Über weite Teile Sachsens zogen Gewitter hinweg, größere Schäden gab es nach ersten Angaben der Einsatzkräfte aber nicht. Die Polizeidirektionen hatten nach einer ersten Einschätzung am frühen Abend keine größeren Einsätze zu vermelden. Im Landkreis Zwickau sei eine Straße überspült worden und die Feuerwehr habe einige vollgelaufene Keller leerpumpen müssen, sagte ein Polizeisprecher auf Anfrage. Dies sei aber bei der eigentlich prognostizierten Lage sehr wenig. Der Deutsche Wetterdienst hat seine Unwetterwarnung vor schwerem Gewitter für Sachsen aufgehoben. Es gebe aber weiter die amtliche Warnung vor starkem Gewitter, teilte der Wetterdienst mit.

Nicht nur in Deutschland machte Regen den Menschen zu schaffen. Am Grenzfluss Leiblach zwischen Deutschland und Österreich gehen die Pegelstände nach extremem Hochwasser allerdings zurück. „Wir sind mit einem blauen Auge davongekommen“, sagte ein Sprecher der Rettungsleitstelle der Deutschen Presse-Agentur. Zeitweilig waren die Pegel so hoch wie bei einem Hochwasser, das statistisch nur alle 100 bis 300 Jahre vorkommt.
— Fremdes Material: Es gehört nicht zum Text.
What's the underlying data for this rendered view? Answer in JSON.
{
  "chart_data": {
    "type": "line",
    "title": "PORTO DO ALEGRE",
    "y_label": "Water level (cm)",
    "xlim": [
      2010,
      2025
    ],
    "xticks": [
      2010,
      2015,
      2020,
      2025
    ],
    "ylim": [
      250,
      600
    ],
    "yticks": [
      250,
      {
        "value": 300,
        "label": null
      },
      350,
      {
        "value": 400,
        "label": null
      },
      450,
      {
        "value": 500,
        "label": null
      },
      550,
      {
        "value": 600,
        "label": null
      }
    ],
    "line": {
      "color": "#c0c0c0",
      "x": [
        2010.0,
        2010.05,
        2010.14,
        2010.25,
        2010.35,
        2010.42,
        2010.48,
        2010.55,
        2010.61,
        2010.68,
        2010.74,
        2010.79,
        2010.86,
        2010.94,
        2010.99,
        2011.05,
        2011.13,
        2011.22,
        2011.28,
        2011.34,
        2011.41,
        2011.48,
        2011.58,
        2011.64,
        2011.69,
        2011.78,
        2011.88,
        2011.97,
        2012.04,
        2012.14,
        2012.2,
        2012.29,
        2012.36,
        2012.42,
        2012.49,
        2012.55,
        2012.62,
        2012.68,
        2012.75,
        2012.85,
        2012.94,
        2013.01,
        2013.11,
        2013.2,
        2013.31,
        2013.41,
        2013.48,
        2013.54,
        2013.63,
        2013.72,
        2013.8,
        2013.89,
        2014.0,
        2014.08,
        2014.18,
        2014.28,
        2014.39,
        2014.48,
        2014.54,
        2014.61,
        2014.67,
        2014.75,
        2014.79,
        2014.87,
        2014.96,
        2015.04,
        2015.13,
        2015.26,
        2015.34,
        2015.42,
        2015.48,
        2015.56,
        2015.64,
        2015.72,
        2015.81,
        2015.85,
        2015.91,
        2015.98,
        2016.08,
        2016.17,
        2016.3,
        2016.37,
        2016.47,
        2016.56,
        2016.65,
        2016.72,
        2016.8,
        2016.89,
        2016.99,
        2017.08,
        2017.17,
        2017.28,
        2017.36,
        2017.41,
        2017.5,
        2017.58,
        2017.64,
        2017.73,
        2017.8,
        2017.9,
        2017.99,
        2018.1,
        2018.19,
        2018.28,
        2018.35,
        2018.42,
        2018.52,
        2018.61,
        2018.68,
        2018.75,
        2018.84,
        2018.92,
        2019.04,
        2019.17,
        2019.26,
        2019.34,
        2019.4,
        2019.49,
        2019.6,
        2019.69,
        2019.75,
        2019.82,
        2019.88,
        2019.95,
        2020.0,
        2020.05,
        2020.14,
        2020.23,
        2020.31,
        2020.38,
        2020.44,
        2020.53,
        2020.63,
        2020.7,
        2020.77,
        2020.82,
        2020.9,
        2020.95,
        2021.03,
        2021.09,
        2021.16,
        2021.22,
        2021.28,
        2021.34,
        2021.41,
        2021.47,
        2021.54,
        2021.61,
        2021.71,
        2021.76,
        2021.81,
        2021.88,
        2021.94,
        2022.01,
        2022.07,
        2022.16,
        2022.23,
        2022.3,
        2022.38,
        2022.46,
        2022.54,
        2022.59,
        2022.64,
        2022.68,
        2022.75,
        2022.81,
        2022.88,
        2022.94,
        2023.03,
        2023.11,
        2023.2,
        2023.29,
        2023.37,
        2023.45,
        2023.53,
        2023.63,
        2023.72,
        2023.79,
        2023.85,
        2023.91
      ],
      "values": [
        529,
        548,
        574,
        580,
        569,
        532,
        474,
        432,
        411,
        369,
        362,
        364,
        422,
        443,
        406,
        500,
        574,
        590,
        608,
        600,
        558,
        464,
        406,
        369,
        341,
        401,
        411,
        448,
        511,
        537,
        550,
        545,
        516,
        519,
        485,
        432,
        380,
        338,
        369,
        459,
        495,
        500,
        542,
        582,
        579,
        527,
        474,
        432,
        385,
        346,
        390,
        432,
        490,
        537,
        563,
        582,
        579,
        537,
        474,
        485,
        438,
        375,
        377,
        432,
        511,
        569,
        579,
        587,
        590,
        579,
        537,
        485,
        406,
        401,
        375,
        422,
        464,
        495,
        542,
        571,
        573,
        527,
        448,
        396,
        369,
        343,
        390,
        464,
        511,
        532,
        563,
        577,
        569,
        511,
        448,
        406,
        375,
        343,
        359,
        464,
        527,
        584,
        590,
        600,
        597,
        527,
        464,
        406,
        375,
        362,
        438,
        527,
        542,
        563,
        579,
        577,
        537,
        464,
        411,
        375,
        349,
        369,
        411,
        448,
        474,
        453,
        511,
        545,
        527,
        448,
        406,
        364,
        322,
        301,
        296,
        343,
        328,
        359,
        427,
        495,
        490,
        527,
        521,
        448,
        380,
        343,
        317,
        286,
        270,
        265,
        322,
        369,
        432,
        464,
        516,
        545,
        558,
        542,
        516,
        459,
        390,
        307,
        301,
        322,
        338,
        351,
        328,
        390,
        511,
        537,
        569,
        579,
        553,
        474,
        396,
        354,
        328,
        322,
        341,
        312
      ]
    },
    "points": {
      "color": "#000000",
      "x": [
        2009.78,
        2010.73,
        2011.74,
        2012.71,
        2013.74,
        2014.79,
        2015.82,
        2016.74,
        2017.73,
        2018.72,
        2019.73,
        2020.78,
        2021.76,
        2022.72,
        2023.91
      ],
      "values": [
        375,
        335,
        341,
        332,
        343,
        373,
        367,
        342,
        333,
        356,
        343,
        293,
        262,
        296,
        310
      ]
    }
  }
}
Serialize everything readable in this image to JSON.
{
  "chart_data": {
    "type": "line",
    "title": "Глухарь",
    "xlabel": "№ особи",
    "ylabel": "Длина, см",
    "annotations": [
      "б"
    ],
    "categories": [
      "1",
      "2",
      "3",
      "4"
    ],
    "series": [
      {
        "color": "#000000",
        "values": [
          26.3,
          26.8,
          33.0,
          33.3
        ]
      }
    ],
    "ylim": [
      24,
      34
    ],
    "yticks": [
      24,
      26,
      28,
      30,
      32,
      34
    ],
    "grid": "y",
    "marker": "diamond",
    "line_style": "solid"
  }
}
Unwetter gab es am Freitag auch im Norden Italiens.

Ausfälle im Bahnverkehr

In Deutschland wirkte sich das Wetter auf Bahnreisende aus. Laut Deutscher Bahn kam es in Süddeutschland zu Störungen und Zugausfällen im Bahnverkehr. Besonders zwei ICE-Strecken sind beeinträchtigt, wie eine Bahnsprecherin sagte. Zwischen München, Bregenz und Zürich fahren wegen des Hochwassers keine Züge mehr. Die Strecke zwischen Ulm und Augsburg ist ebenfalls betroffen.

Auch Autofahrer müssen sich auf Einschränkungen einstellen. Die Autobahn 3 in Bayern nahe Regensburg ist auf rund zehn Kilometern zwischen den Anschlussstellen Parsberg und Beratzhausen in beide Richtungen gesperrt. Die Fahrbahn sei teils überflutet, teilte das Polizeipräsidium Oberpfalz mit. „Das Wasser drückt von den Feldern auf die Autobahn“, sagte ein Sprecher. Nach Angaben der Verkehrspolizei Regensburg seien Autobahnmeisterei, Feuerwehr und Polizei vor Ort. Der Verkehr werde umgeleitet, sagte ein Sprecher.